Habiendo planeado la ruta con antelación, me organicé con la reserva de los alojamientos. En muchos casos subestimé mi capacidad de quemar kilómetros en un día, pero esto me permitió conservar cierto «margen de maniobra», para desviaciones o añadidos inesperados. En cualquier caso, reservar con antelación te permite evitar búsquedas de última hora de b&b u hoteles, y además mi viaje coincidió con una serie de días festivos en Irlanda que no había previsto. Si lo hubiera dejado para última hora, seguramente habría encontrado más dificultades o tendría que haber cambiado drásticamente el itinerario. También hay que tener en cuenta que, al viajar solo, no está mal tener a alguien esperando nuestra llegada al final del día.
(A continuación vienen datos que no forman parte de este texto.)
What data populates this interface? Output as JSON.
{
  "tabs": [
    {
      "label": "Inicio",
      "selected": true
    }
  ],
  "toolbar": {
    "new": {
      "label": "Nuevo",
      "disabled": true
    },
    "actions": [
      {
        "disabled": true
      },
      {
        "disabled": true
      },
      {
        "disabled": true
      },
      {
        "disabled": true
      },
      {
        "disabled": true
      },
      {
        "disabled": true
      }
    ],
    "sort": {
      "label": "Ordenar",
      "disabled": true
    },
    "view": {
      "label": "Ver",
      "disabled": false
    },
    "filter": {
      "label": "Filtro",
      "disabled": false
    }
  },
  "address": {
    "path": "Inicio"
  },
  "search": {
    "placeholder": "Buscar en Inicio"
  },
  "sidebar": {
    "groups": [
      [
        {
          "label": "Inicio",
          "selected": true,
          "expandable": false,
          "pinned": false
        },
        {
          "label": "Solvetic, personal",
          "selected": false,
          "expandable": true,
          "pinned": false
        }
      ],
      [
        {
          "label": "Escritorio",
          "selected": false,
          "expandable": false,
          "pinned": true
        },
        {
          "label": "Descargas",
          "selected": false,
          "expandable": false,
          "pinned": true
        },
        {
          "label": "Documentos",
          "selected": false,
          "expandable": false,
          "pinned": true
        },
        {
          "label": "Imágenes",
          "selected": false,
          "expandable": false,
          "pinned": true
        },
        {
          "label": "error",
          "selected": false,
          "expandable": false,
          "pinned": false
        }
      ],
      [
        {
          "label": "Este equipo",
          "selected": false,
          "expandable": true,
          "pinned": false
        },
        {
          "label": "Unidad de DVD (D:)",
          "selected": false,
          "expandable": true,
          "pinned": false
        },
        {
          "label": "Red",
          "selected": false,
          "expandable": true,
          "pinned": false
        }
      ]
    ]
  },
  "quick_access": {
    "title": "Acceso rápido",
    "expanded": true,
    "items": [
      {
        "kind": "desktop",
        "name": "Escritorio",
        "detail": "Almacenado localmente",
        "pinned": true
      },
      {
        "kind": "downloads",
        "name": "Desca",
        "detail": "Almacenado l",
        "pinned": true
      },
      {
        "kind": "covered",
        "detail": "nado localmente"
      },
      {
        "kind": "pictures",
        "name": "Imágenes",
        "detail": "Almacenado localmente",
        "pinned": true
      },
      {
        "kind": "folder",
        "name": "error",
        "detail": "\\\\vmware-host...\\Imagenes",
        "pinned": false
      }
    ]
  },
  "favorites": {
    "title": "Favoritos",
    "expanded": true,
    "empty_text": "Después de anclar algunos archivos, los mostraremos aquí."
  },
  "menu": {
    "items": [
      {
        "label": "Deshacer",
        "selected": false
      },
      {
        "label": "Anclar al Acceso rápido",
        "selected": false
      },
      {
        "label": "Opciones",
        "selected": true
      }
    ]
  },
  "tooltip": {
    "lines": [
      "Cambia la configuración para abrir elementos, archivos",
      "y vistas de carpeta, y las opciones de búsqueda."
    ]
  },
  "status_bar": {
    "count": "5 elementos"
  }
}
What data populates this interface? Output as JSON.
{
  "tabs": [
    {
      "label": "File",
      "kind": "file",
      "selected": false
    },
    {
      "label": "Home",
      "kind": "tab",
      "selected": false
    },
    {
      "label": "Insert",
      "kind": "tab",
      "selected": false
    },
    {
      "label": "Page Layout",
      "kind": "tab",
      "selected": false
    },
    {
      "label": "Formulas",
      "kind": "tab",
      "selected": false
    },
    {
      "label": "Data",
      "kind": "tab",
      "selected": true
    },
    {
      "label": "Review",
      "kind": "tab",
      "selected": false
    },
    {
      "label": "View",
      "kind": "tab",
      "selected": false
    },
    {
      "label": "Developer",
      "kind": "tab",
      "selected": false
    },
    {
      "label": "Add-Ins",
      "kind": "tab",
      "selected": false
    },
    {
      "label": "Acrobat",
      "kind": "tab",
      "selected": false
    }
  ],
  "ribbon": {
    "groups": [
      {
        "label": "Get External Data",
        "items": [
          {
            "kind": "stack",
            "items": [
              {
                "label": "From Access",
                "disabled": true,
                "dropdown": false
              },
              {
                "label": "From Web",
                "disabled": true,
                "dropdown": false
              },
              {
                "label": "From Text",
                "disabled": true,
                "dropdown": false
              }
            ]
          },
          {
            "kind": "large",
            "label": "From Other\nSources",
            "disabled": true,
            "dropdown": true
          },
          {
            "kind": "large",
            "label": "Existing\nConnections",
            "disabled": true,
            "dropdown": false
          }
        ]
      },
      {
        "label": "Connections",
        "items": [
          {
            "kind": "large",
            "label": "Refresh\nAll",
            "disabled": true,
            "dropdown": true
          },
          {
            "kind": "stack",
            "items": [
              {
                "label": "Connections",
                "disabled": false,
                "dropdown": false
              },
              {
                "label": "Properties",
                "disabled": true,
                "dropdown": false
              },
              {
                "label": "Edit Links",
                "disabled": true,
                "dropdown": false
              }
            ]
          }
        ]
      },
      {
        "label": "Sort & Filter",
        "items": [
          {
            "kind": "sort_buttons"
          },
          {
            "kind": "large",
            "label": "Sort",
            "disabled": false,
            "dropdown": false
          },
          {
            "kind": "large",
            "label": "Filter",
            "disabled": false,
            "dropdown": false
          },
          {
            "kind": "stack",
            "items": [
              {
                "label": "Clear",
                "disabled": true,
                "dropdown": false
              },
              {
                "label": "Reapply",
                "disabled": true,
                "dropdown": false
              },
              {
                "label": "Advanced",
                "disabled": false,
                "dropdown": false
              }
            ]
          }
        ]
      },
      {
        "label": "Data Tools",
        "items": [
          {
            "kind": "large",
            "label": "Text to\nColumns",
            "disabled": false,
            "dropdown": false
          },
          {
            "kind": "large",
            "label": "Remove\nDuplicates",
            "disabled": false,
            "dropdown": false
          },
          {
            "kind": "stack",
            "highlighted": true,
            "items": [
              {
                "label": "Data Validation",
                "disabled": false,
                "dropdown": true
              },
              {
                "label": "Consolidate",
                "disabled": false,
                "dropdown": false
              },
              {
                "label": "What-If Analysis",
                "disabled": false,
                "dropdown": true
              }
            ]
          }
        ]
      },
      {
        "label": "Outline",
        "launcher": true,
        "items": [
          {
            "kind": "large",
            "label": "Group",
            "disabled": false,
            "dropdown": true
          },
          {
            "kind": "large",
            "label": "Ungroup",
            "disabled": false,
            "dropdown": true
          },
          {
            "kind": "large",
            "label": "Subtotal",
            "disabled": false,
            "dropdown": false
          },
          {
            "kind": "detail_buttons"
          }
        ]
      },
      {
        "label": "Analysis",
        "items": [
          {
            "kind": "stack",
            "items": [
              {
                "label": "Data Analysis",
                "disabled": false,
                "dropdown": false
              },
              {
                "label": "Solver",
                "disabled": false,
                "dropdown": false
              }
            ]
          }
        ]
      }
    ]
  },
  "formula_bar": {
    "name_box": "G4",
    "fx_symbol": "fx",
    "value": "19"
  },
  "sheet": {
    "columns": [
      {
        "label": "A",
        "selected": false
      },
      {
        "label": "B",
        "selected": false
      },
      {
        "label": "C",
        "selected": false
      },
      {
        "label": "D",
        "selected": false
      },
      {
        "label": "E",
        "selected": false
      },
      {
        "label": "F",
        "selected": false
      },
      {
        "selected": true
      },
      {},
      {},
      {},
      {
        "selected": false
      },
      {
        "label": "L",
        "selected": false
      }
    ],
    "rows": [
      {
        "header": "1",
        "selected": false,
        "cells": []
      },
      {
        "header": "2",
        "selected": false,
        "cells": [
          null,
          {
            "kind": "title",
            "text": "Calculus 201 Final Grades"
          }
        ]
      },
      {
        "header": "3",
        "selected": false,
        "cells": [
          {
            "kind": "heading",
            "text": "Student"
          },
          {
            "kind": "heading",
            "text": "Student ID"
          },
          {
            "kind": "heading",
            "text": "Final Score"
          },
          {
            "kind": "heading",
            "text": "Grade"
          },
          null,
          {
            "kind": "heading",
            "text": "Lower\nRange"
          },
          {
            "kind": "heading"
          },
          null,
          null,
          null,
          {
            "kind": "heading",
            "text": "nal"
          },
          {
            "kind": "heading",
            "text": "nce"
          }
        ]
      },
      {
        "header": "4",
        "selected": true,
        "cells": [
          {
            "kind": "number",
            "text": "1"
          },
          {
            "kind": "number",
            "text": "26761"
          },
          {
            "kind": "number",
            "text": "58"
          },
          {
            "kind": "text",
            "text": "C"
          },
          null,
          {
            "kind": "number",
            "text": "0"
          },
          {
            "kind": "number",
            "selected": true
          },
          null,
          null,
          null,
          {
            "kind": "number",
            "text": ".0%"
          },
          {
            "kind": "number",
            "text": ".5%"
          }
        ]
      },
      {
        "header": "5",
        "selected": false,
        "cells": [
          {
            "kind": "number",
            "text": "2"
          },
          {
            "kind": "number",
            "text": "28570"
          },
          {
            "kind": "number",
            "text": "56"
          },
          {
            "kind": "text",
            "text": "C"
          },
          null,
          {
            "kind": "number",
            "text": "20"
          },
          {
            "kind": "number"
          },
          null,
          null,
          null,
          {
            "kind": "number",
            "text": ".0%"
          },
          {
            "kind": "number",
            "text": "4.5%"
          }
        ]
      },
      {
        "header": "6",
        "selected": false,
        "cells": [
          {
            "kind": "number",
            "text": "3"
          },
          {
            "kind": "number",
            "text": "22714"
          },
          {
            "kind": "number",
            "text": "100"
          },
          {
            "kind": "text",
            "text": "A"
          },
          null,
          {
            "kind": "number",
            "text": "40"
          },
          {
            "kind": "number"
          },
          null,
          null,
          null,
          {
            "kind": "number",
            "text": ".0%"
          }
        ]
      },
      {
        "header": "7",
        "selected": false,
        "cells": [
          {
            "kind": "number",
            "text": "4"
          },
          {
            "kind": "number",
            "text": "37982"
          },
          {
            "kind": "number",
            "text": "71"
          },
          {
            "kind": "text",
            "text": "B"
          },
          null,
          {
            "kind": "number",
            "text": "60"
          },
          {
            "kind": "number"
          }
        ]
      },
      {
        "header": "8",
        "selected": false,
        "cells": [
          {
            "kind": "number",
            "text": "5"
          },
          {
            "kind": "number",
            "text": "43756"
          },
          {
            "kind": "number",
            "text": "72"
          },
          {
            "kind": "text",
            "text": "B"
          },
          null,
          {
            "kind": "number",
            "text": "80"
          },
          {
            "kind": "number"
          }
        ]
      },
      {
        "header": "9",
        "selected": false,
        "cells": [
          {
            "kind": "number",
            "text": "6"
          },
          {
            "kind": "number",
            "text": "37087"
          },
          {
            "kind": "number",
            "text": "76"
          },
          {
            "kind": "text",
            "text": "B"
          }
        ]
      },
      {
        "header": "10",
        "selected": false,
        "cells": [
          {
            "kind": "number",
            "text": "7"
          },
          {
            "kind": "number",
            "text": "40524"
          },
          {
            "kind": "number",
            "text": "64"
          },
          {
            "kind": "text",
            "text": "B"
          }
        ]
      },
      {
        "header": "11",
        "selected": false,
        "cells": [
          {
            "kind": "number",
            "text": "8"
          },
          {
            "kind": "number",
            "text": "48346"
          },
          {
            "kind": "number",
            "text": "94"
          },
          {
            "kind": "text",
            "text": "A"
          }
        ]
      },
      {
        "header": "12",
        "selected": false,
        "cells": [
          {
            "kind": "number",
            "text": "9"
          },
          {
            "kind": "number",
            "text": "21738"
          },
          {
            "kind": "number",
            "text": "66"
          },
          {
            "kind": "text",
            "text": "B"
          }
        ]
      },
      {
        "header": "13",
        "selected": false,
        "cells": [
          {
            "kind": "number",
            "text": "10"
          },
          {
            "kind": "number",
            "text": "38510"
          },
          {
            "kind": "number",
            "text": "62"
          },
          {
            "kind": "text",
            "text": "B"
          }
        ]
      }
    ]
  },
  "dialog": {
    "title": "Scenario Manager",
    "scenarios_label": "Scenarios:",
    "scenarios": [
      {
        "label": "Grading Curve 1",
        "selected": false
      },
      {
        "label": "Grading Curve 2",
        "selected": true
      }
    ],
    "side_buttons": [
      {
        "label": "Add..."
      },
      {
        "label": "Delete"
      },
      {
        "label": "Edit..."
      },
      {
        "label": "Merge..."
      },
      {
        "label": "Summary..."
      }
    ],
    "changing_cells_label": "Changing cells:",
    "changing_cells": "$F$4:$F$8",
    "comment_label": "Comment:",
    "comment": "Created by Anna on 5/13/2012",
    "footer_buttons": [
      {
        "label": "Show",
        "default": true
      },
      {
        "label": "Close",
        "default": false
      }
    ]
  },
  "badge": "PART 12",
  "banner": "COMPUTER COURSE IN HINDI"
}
En cuanto a los neumáticos, opté por un compromiso, un neumático de enduro de carretera capaz de resistir largas distancias sobre el asfalto sin desgastarse demasiado rápido, pero que al mismo tiempo me permitiera las necesarias divagaciones en off-road. Como aquella tan fangosa de la Isla de Islay. Quizás aún más importante en un viaje así es la elección de la ropa. Me enfrenté a excursiones térmicas de hasta 35°C, algo definitivamente fuera de lo común. Sin embargo, logré vivirlas con el máximo confort, gracias a la ropa modular que elegí. Poder quitarse o ponerse capas rápidamente es la clave para no sufrir ni calor ni frío. Afortunadamente, no me topé con lluvias importantes, pero en estas zonas, en cualquier época del año, conviene llevar un kit o un mono impermeable, aunque llevemos un traje de Gore-Tex® o similar. También es importante que el mencionado kit se coloque en un bolso o mochila de fácil acceso. Pequeño apunte en el que apenas se piensa de antemano: en Irlanda y en todo el Reino Unido, se viaja por el carril izquierdo, por eso es conveniente llevar tus artículos de uso más frecuente en la bolsa izquierda de la moto, para que no tengas que detenerte en medio de la carretera en caso de que necesites parar.